The Company acquired six individually immaterial non-hazardous solid waste collection businesses during the nine months ended September 30, 2013. The Company acquired Alaska Pacific Environmental Services Anchorage, LLC and Alaska Green Waste Solutions, LLC (together, “Alaska Waste”), SKB Environmental, Inc. (“SKB”) and an additional five non-hazardous solid waste collection, transfer and disposal businesses during the nine months ended September 30, 2012.

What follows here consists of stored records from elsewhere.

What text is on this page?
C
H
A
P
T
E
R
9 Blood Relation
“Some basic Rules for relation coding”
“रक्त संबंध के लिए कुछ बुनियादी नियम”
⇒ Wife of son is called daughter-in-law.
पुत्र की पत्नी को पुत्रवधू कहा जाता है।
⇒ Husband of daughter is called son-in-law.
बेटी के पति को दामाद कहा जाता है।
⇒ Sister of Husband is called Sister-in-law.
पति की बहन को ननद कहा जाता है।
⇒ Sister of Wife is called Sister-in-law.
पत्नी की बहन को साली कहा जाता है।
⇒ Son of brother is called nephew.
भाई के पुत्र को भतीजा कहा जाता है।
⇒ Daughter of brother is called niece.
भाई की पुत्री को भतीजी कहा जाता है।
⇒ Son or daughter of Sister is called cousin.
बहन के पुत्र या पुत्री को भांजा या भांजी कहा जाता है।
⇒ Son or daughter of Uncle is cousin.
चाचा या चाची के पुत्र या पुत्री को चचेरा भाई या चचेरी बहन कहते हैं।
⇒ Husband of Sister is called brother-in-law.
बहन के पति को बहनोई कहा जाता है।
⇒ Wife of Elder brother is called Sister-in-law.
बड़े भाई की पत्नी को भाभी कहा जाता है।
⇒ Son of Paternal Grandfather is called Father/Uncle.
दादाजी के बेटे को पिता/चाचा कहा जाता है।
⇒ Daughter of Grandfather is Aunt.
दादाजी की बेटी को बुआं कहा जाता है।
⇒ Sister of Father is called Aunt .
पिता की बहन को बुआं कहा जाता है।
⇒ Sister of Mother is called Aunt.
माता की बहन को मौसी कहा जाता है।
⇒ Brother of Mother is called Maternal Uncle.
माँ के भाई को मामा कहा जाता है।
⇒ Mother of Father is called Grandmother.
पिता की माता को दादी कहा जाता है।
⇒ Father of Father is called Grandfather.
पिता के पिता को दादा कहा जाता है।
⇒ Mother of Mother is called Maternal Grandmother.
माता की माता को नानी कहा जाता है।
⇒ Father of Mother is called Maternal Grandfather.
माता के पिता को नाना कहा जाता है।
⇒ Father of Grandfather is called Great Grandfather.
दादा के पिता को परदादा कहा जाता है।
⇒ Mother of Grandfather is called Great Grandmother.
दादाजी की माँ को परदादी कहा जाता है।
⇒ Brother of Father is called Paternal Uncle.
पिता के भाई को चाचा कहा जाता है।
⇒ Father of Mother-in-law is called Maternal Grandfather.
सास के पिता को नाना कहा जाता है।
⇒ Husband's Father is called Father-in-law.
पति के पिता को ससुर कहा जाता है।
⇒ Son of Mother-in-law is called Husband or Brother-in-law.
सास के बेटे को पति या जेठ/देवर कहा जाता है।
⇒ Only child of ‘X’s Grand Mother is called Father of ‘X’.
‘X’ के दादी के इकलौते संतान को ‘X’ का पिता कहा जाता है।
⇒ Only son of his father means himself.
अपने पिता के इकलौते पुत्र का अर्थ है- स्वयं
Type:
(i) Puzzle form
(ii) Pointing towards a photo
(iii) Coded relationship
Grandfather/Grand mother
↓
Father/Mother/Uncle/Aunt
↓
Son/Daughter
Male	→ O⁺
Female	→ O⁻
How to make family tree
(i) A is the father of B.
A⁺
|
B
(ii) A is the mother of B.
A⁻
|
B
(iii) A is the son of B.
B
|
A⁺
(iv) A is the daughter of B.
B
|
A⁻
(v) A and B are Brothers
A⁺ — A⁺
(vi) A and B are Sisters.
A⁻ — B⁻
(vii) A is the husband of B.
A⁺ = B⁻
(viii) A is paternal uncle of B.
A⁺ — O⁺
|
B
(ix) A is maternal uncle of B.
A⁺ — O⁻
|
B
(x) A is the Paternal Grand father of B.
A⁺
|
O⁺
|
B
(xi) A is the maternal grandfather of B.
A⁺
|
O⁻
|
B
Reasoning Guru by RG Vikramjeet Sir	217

Pursuant to the SKB stock purchase agreement, the Company was required to remit additional consideration to the former shareholders of SKB if the acquired operations exceeded earnings targets specified in the stock purchase agreement over a one-year earn out period ending June 30, 2013. The Company computed the fair value of the contingent consideration at the purchase date to be $20,711, based upon probability assessments of the expected future cash flows over the one-year period in which the obligation was expected to be settled. Based upon the actual earnings of SKB over the one-year earn out period, the final additional consideration was $25,768, which the Company paid in July 2013. The difference between the final contingent consideration paid and the fair value of the contingent consideration at the purchase date was charged to expense in Other income (expense), net in the Company’s Condensed Consolidated Statements of Net Income.

The acquisitions completed during the nine months ended September 30, 2013 and 2012, were not material to the Company’s results of operations, either individually or in the aggregate. As a result, pro forma financial information has not been provided. The results of operations of the acquired businesses have been included in the Company’s condensed consolidated financial statements from their respective acquisition dates. The Company expects these acquired businesses to contribute towards the achievement of the Company’s strategy to expand through acquisitions.

Cash consideration for the acquisition of the business of R360 Environmental Solutions, Inc. (“R360”) in October 2012 included payment for the estimated net working capital of $18,906, as defined in the acquisition agreement, which was subject to final adjustment subsequent to the close of the acquisition. In March 2013, Waste Connections received $18,000 from the former owners of R360 due to the final adjustment to the net working capital that was estimated at the closing date.

During the nine months ended September 30, 2013 and 2012, the Company incurred $974 and $3,610, respectively, of acquisition-related costs. These expenses are included in Selling, general and administrative expenses in the Company’s Condensed Consolidated Statements of Net Income.